26/10/2010

Alguns temas delicados, as atribuições dos prémios Sakharov e Nobel da Paz. I - Prémio Sakharov


Tinha-me até à data recusado a comentar a atribuição destes dois prémios. Mas como quem cala consente, dir-se-ia que eu estava entre aqueles que achava bem o que se tinha passado e nada tinha dizer sobre o assunto. Não é assim, queria estar de bem com Deus e o diabo. Ora isto não é possível. Não há inocentes na luta ideológica e política à escala internacional.
Comecemos pelo mais simples, pelo Prémio Sakharov para a Liberdade de Pensamento atribuído ao “dissidente” cubano Guillermo Fariñas. A proposta de prémio foi apresentada pelo grupo Popular Europeu, que agrupa os partidos conservadores do Parlamento Europeu.
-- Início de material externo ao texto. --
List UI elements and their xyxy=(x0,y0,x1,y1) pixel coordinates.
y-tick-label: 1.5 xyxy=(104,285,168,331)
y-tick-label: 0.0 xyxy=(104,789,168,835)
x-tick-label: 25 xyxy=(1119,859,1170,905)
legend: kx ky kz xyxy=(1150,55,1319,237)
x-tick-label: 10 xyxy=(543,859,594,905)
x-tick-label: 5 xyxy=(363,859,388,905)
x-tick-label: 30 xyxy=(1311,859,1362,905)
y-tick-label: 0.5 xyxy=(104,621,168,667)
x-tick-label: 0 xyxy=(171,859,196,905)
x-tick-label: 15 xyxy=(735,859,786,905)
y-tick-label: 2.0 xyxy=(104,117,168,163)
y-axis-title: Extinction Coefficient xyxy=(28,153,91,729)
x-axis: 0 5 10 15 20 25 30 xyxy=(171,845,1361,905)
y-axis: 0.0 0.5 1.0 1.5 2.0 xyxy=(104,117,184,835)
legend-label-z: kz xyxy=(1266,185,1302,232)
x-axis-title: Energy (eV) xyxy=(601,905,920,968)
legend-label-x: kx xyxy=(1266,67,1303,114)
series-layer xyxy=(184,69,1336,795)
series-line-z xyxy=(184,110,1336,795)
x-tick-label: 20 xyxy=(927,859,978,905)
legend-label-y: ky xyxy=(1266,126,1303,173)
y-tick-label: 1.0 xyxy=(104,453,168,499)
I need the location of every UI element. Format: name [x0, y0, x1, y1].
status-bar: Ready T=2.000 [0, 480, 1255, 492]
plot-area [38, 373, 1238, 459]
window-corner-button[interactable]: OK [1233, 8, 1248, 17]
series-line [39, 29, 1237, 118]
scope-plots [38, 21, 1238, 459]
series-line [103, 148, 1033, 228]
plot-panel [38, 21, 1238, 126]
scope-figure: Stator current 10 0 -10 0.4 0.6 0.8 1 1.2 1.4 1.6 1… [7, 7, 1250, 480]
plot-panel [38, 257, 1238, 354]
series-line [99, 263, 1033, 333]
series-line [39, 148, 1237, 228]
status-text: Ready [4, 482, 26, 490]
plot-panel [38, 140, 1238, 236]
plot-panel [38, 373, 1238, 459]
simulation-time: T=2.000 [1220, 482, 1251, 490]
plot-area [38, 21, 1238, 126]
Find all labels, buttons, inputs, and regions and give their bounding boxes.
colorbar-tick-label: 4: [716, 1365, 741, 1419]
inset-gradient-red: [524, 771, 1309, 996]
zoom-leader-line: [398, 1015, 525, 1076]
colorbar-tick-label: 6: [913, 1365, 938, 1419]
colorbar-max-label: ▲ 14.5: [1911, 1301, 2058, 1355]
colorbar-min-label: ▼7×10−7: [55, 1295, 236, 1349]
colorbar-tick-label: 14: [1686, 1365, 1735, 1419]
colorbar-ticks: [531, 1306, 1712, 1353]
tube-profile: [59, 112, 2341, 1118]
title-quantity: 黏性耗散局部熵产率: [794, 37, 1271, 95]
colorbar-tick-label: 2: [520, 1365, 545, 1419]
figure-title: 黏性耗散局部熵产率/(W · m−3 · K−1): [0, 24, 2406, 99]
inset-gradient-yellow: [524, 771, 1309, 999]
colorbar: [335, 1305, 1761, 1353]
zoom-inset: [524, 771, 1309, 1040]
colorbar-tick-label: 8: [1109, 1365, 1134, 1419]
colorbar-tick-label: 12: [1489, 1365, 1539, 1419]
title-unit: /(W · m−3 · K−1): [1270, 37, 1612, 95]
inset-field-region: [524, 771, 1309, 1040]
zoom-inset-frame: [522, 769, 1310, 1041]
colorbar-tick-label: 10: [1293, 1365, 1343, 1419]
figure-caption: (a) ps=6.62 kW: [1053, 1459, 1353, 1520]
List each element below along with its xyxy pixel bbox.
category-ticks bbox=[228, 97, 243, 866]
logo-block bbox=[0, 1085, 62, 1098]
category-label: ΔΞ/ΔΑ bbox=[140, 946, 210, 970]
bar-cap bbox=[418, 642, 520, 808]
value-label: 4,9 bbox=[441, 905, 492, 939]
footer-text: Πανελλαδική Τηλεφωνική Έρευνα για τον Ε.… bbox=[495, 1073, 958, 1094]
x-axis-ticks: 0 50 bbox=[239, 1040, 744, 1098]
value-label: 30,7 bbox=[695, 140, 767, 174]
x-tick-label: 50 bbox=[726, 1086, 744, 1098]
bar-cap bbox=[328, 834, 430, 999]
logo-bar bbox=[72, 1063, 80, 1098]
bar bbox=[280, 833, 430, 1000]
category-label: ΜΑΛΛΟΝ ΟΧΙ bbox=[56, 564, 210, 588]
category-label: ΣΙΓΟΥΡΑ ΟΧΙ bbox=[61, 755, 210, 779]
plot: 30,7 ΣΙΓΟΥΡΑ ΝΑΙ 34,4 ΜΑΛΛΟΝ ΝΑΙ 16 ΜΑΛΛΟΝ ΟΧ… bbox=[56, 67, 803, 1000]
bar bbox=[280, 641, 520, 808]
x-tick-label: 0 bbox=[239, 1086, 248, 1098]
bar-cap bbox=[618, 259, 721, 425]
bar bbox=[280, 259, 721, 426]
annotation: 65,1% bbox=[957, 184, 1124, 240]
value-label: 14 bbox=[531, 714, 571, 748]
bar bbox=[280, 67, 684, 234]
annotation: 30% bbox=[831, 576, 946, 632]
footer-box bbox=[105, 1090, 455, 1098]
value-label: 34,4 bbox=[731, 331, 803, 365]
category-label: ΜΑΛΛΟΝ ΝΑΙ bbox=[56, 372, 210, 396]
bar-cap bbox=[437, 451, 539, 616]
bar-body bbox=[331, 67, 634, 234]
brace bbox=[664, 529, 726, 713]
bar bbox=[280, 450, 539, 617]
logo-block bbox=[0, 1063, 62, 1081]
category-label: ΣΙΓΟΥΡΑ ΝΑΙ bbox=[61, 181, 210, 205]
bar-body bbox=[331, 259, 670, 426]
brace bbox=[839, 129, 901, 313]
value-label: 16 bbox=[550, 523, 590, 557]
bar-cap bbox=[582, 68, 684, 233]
Mário David, que fez afirmações "bonitas" a propósito de Saramago – queria que ele renunciasse à cidadania portuguesa a propósito das declarações sobre a Bíblia –, e é vice-presidente daquele grupo, congratulando-se com o prémio disse "o regime cubano aproxima-se inexoravelmente do seu fim". Diz ainda a notícia que venho citando: “Questionado sobre o facto de o Prémio Sakharov de direitos humanos ser atribuído pela terceira vez nos últimos dez anos a um indivíduo ou organização que se distingue na luta contra o regime cubano, Mário David sustentou que "é porque se calhar é um daqueles regimes que mais tem violado os direitos humanos e a liberdade de expressão". Acreditam nisto?
Mais ainda, este Prémio foi, segundo noticia o Público, atribuído numa altura significativa: “A decisão do Parlamento Europeu acontece a quatro dias de os Vinte e Sete reunirem no Luxemburgo para reverem a posição comum da União Europeia em relação a Cuba, que desde 1996 restringe os contactos dos Estados-membros com o Havana às questões dos direitos humanos e democratização. O Partido Popular Europeu (PPE) opõe frontalmente à alteração dessa posição comum.
Quem, no Parlamento Português propôs o voto de saudação, foi o CDS-PP (ver declarações e resultado da votação aqui). É interessante que em relação ao Prémio Nobel da Paz atribuído ao “dissidente” chinês ninguém no Parlamento português tenha proposto um voto de saudação. Respeitinho é muito bonito.
É por todo este enquadramento, que eu não acho que seja inocente, que considero que a atribuição deste Prémio é uma forma de pressão contra regimes que em determinado momento não interessam às forças dominantes. Por isso, temos que manter uma certa distância crítica em relação ao sucedido e não embandeirara em arco com a personalidade e o regime escolhido.
È verdade que há problemas reais de liberdade de expressão e de direitos humanos em Cuba, simplesmente há certos amigos dessa liberdade que não me convencem com a sua súbita conversão à sua defesa. Sobre Cuba, numa outra altura em que ainda os problemas reais da economia que agora atravessa não tinham sido discutidos pela Direcção comunista, já dei aqui a minha opinião. Sobre a atribuição deste prémio tenho pois sérias dúvidas sobre os objectivos que se propõe alcançar.

PS.: escrevo "dissidente" entre aspas, porque não considero que seja a expressão mais correcta. Parece-me bem melhor a de opositor ao regime ou a de activista político, já que a sua actividade consiste em fazer política. Nunca ninguém em Portugal chamou a Cunhal dissidente, mas sim opositor político a Salazar.